Convém compreender, então, em que consistem estes lucros extraordinários. Há vários setores que têm lucrado com esta crise. O facto de o mercado energético se encontrar dominado por um conjunto de grandes empresas permite-lhes aproveitar o atual contexto para incrementar as margens de lucro. Ora, as principais empresas de energia têm registado lucros astronómicos nos últimos meses. Em Portugal, a GALP viu os seus lucros aumentar 153 % nos primeiros seis meses do ano, o que corresponde a um lucro extraordinário de 422 milhões de euros. No setor da grande distribuição, as grandes cadeias também têm registado lucros extraordinários à boleia da subida dos preços dos bens alimentares. Os lucros da Sonae (dona do Continente) duplicaram no primeiro semestre de 2022, perfazendo os 118 milhões de euros.

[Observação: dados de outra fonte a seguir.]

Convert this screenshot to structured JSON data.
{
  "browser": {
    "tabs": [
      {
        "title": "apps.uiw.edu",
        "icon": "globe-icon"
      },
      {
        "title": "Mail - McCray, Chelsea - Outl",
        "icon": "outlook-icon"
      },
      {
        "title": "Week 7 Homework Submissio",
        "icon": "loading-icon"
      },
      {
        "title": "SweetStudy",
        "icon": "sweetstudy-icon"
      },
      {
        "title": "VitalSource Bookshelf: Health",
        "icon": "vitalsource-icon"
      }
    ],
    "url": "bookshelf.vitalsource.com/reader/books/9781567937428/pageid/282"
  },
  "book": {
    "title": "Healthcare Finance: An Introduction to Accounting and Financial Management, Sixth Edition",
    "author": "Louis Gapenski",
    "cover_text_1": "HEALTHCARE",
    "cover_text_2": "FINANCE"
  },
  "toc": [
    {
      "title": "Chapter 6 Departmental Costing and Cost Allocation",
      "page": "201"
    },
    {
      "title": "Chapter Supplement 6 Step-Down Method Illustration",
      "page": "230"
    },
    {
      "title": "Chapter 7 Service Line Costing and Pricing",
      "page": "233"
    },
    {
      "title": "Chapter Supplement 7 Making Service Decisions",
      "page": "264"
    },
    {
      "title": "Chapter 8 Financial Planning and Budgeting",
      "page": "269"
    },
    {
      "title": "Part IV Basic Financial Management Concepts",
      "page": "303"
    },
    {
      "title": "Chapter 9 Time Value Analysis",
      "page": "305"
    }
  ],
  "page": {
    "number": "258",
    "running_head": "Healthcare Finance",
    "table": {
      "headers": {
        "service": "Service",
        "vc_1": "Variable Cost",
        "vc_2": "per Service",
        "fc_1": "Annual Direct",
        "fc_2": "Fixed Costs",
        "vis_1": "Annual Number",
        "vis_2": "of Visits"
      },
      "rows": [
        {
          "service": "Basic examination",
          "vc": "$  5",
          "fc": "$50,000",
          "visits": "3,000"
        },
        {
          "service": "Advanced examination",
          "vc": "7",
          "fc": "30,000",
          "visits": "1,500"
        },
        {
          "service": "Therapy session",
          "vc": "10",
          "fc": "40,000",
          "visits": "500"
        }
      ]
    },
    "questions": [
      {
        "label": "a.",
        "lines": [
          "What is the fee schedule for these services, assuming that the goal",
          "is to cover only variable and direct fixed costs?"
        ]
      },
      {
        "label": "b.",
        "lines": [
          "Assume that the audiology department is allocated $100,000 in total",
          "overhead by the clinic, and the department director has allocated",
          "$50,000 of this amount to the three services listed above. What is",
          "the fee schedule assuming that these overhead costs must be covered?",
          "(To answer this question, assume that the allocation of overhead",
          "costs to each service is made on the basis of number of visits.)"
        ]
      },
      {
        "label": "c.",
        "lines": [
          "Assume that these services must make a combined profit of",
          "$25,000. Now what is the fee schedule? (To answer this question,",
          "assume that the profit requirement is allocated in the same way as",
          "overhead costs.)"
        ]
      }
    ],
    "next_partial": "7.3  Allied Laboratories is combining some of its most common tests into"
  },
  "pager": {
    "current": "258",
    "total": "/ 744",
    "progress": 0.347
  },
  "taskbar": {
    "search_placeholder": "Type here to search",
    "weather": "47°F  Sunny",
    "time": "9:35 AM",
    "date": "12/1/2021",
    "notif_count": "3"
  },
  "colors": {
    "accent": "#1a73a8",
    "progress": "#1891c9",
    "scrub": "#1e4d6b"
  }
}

Não há fórmulas mágicas para travar o aumento dos preços. No entanto, há várias medidas que o governo pode adotar. Caso fosse o Estado Português a deter empresas estratégicas no setor da energia (e não o Estado Chinês) poderia implementar tarifas mais baixas para as famílias, sendo o custo da energia um dos encargos mais pesados para as empresas.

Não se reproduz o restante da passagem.